IHS, an analytics company, released its price breakdown on the device Thursday. When new popular tech gadgets are released, IHS typically estimates the cost of each part's price. The company also estimates how much it costs a company to manufacture a particular device.
For the Galaxy S 4, IHS released two different estimates because Samsung uses different components for the device depending on the region in which it's selling the smartphone.
For the U.S. version, IHS estimated that it costs Samsung $237 to build one of the phones, including the manufacturing cost. The South Korean version, however, costs an estimated $252 to build.
What's the difference?

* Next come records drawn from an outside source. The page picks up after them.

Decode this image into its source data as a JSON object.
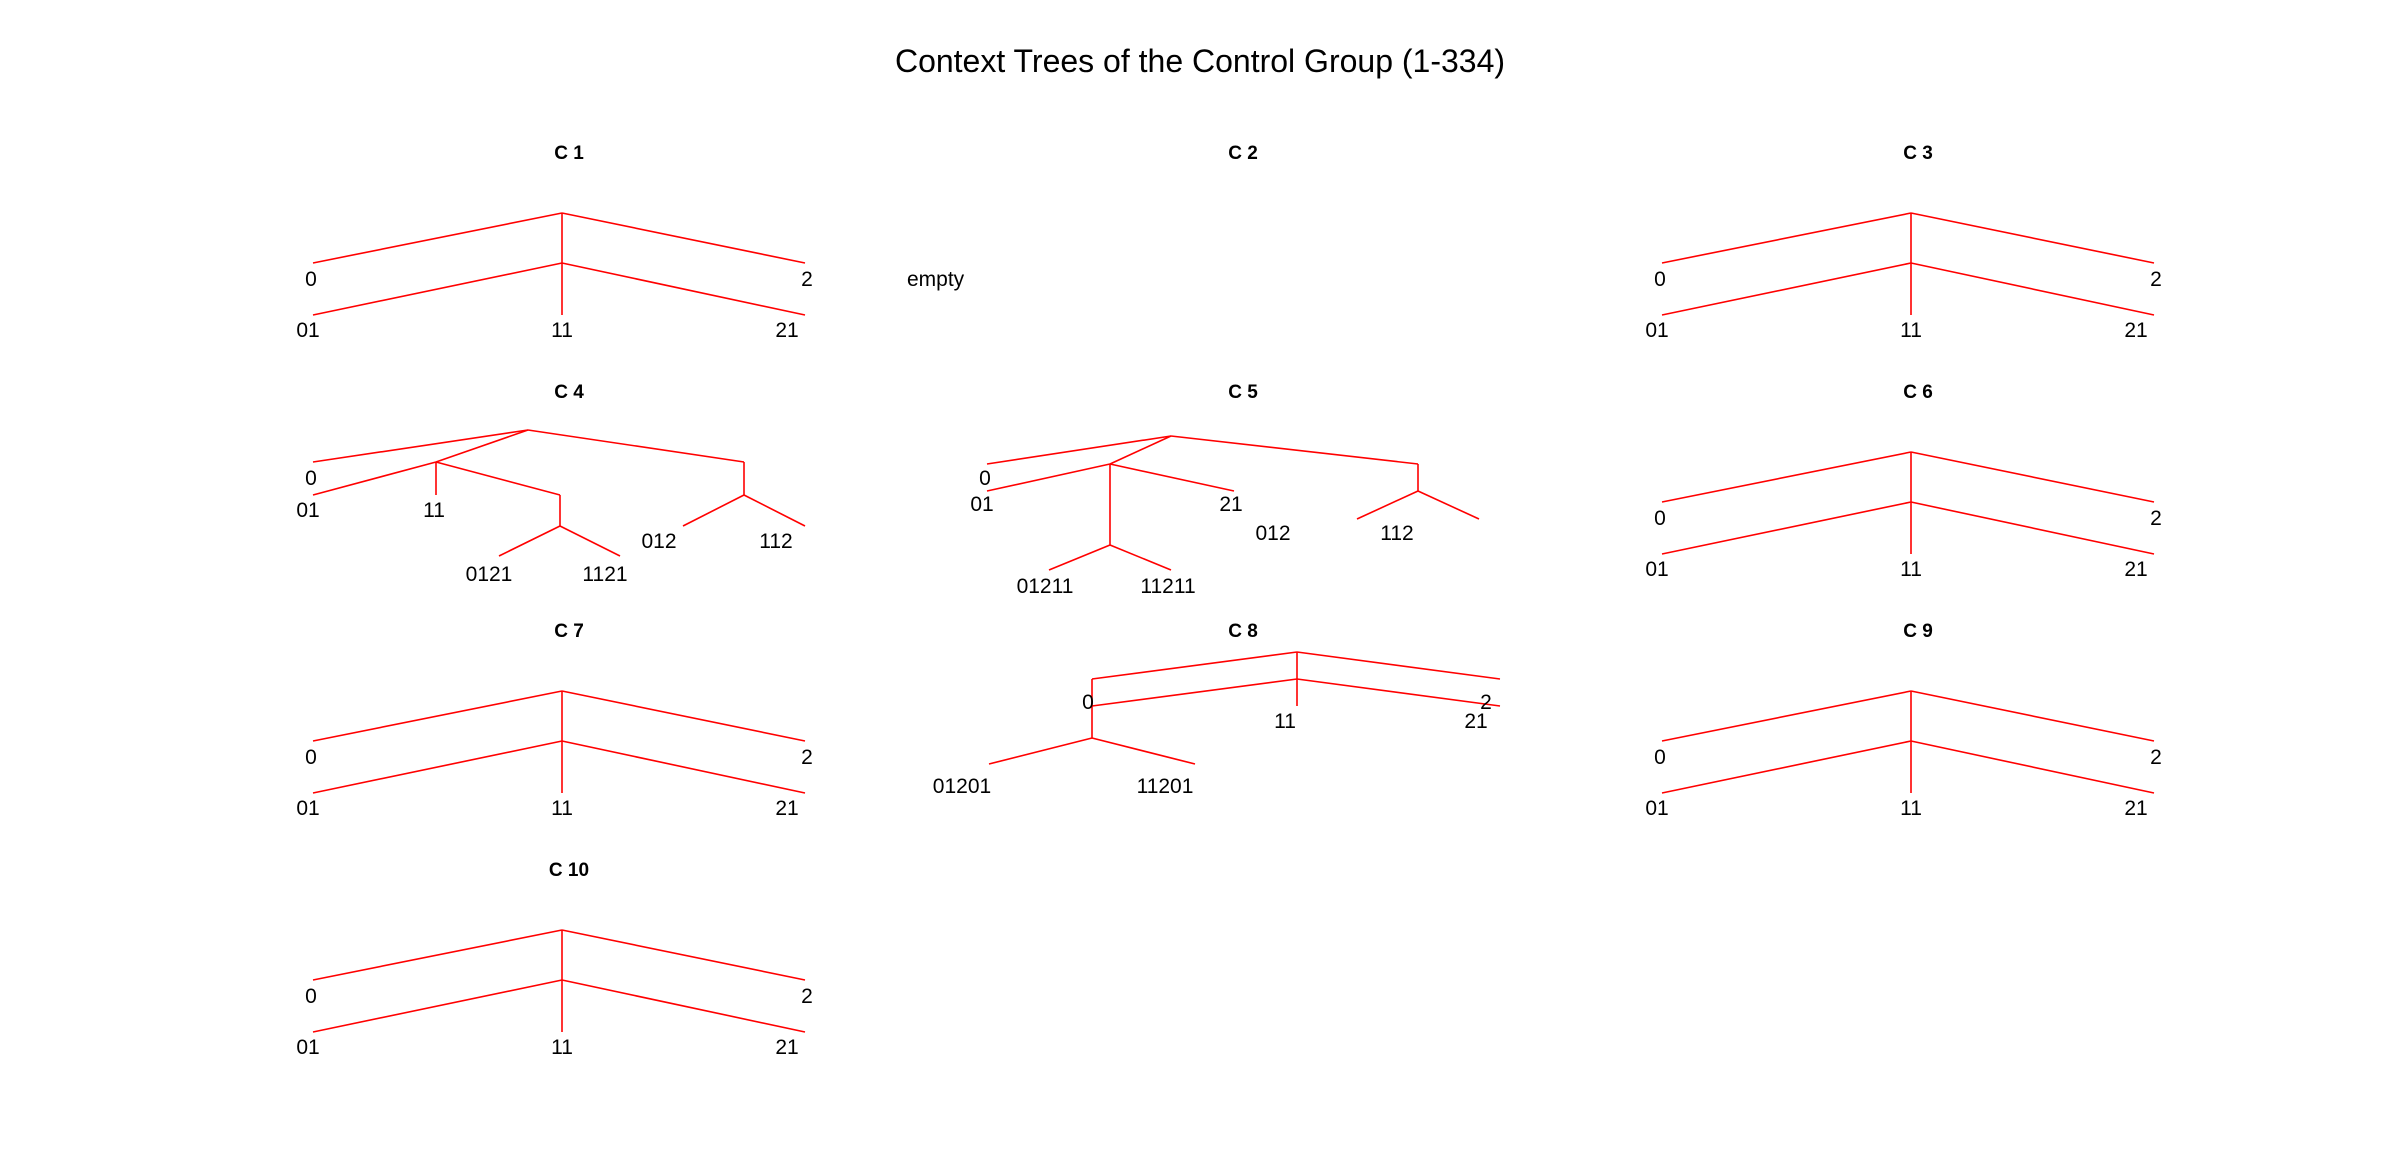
{
  "title": "Context Trees of the Control Group (1-334)",
  "colors": {
    "edge": "#ff0000",
    "text": "#000000",
    "background": "#ffffff"
  },
  "panels": [
    {
      "title": "C 1",
      "layout": "standard",
      "labels": [
        "0",
        "2",
        "01",
        "11",
        "21"
      ]
    },
    {
      "title": "C 2",
      "layout": "empty",
      "labels": [
        "empty"
      ]
    },
    {
      "title": "C 3",
      "layout": "standard",
      "labels": [
        "0",
        "2",
        "01",
        "11",
        "21"
      ]
    },
    {
      "title": "C 4",
      "layout": "c4",
      "labels": [
        "0",
        "01",
        "11",
        "012",
        "112",
        "0121",
        "1121"
      ]
    },
    {
      "title": "C 5",
      "layout": "c5",
      "labels": [
        "0",
        "01",
        "21",
        "012",
        "112",
        "01211",
        "11211"
      ]
    },
    {
      "title": "C 6",
      "layout": "standard",
      "labels": [
        "0",
        "2",
        "01",
        "11",
        "21"
      ]
    },
    {
      "title": "C 7",
      "layout": "standard",
      "labels": [
        "0",
        "2",
        "01",
        "11",
        "21"
      ]
    },
    {
      "title": "C 8",
      "layout": "c8",
      "labels": [
        "0",
        "2",
        "11",
        "21",
        "01201",
        "11201"
      ]
    },
    {
      "title": "C 9",
      "layout": "standard",
      "labels": [
        "0",
        "2",
        "01",
        "11",
        "21"
      ]
    },
    {
      "title": "C 10",
      "layout": "standard",
      "labels": [
        "0",
        "2",
        "01",
        "11",
        "21"
      ]
    }
  ]
}
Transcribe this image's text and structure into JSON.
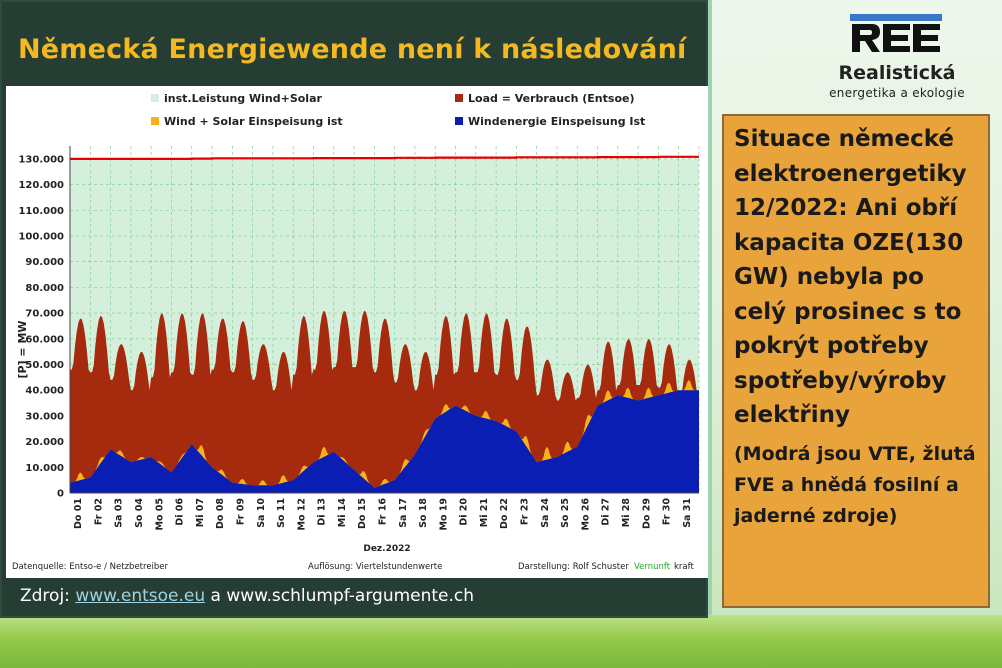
{
  "slide": {
    "title": "Německá Energiewende není k následování",
    "source_prefix": "Zdroj: ",
    "source_link": "www.entsoe.eu",
    "source_suffix": " a www.schlumpf-argumente.ch"
  },
  "logo": {
    "mark": "REE",
    "name": "Realistická",
    "subtitle": "energetika a ekologie"
  },
  "callout": {
    "main": "Situace německé elektroenergetiky 12/2022: Ani obří kapacita OZE(130 GW) nebyla po celý prosinec s to pokrýt potřeby spotřeby/výroby elektřiny",
    "note": "(Modrá jsou VTE, žlutá FVE a hnědá fosilní a jaderné zdroje)"
  },
  "colors": {
    "title": "#f3b920",
    "slide_bg": "#263d33",
    "callout_bg": "#e8a33a",
    "installed": "#e60000",
    "installed_fill": "#d4f0dc",
    "load": "#a52a0e",
    "solar": "#f5b21a",
    "wind": "#0a1eb4",
    "vernunft": "#22aa22"
  },
  "chart_data": {
    "type": "area",
    "ylabel": "[P] = MW",
    "xlabel": "Dez.2022",
    "ylim": [
      0,
      135000
    ],
    "yticks": [
      0,
      10000,
      20000,
      30000,
      40000,
      50000,
      60000,
      70000,
      80000,
      90000,
      100000,
      110000,
      120000,
      130000
    ],
    "ytick_labels": [
      "0",
      "10.000",
      "20.000",
      "30.000",
      "40.000",
      "50.000",
      "60.000",
      "70.000",
      "80.000",
      "90.000",
      "100.000",
      "110.000",
      "120.000",
      "130.000"
    ],
    "grid": true,
    "legend_position": "top",
    "categories": [
      "Do 01",
      "Fr 02",
      "Sa 03",
      "So 04",
      "Mo 05",
      "Di 06",
      "Mi 07",
      "Do 08",
      "Fr 09",
      "Sa 10",
      "So 11",
      "Mo 12",
      "Di 13",
      "Mi 14",
      "Do 15",
      "Fr 16",
      "Sa 17",
      "So 18",
      "Mo 19",
      "Di 20",
      "Mi 21",
      "Do 22",
      "Fr 23",
      "Sa 24",
      "So 25",
      "Mo 26",
      "Di 27",
      "Mi 28",
      "Do 29",
      "Fr 30",
      "Sa 31"
    ],
    "series": [
      {
        "name": "inst.Leistung Wind+Solar",
        "values": [
          130000,
          130000,
          130000,
          130000,
          130000,
          130000,
          130100,
          130200,
          130200,
          130200,
          130200,
          130200,
          130300,
          130300,
          130300,
          130300,
          130400,
          130400,
          130500,
          130500,
          130500,
          130500,
          130600,
          130600,
          130600,
          130600,
          130700,
          130700,
          130700,
          130800,
          130800
        ]
      },
      {
        "name": "Load = Verbrauch (Entsoe)",
        "daily_min": [
          48000,
          47000,
          44000,
          40000,
          45000,
          47000,
          46000,
          48000,
          47000,
          44000,
          40000,
          46000,
          48000,
          49000,
          49000,
          47000,
          43000,
          40000,
          46000,
          47000,
          47000,
          46000,
          44000,
          38000,
          36000,
          37000,
          40000,
          42000,
          42000,
          41000,
          38000
        ],
        "daily_max": [
          68000,
          69000,
          58000,
          55000,
          70000,
          70000,
          70000,
          68000,
          67000,
          58000,
          55000,
          69000,
          71000,
          71000,
          71000,
          68000,
          58000,
          55000,
          69000,
          70000,
          70000,
          68000,
          65000,
          52000,
          47000,
          50000,
          59000,
          60000,
          60000,
          58000,
          52000
        ]
      },
      {
        "name": "Wind + Solar Einspeisung ist",
        "daily_peak": [
          7000,
          8000,
          19000,
          13000,
          15000,
          9000,
          23000,
          12000,
          6000,
          5000,
          6000,
          7000,
          16000,
          17000,
          12000,
          4000,
          8000,
          17000,
          32000,
          36000,
          33000,
          31000,
          28000,
          17000,
          18000,
          22000,
          38000,
          42000,
          40000,
          42000,
          44000
        ]
      },
      {
        "name": "Windenergie Einspeisung Ist",
        "values": [
          4000,
          6000,
          17000,
          12000,
          14000,
          8000,
          19000,
          10000,
          4000,
          3000,
          3000,
          5000,
          12000,
          16000,
          9000,
          2000,
          5000,
          15000,
          29000,
          34000,
          30000,
          28000,
          24000,
          12000,
          14000,
          18000,
          34000,
          38000,
          36000,
          38000,
          40000
        ]
      }
    ],
    "footer": {
      "left": "Datenquelle: Entso-e  / Netzbetreiber",
      "middle": "Auflösung: Viertelstundenwerte",
      "right_prefix": "Darstellung: Rolf Schuster",
      "right_brand_a": "Vernunft",
      "right_brand_b": "kraft"
    }
  }
}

IHS cited differences in various parts, the biggest being the processor.
According to IHS, the U.S. version that is sold by AT&T uses a Qualcomm SnapDragon 600 quad-core processor. The South Korean version uses an Octacore Exynos 5 processor. That processor is built by Samsung itself and uses twice as many cores as the U.S. processor. As a result, it is more powerful and more expensive.
Samsung's approach to building different versions of its phone, each suited to different markets, demonstrates how company's approach differs from Apple, which builds one device for every market, IHS said in its report.
"With at least four different known incarnations of the Galaxy S 4, Samsung is demonstrating its strategy of offering a mobile product that has appealing features and pricing -- and then adapting the device to suit the tastes of varying markets or regions,” Vincent Leung, senior analyst of teardown services for IHS, said in the report.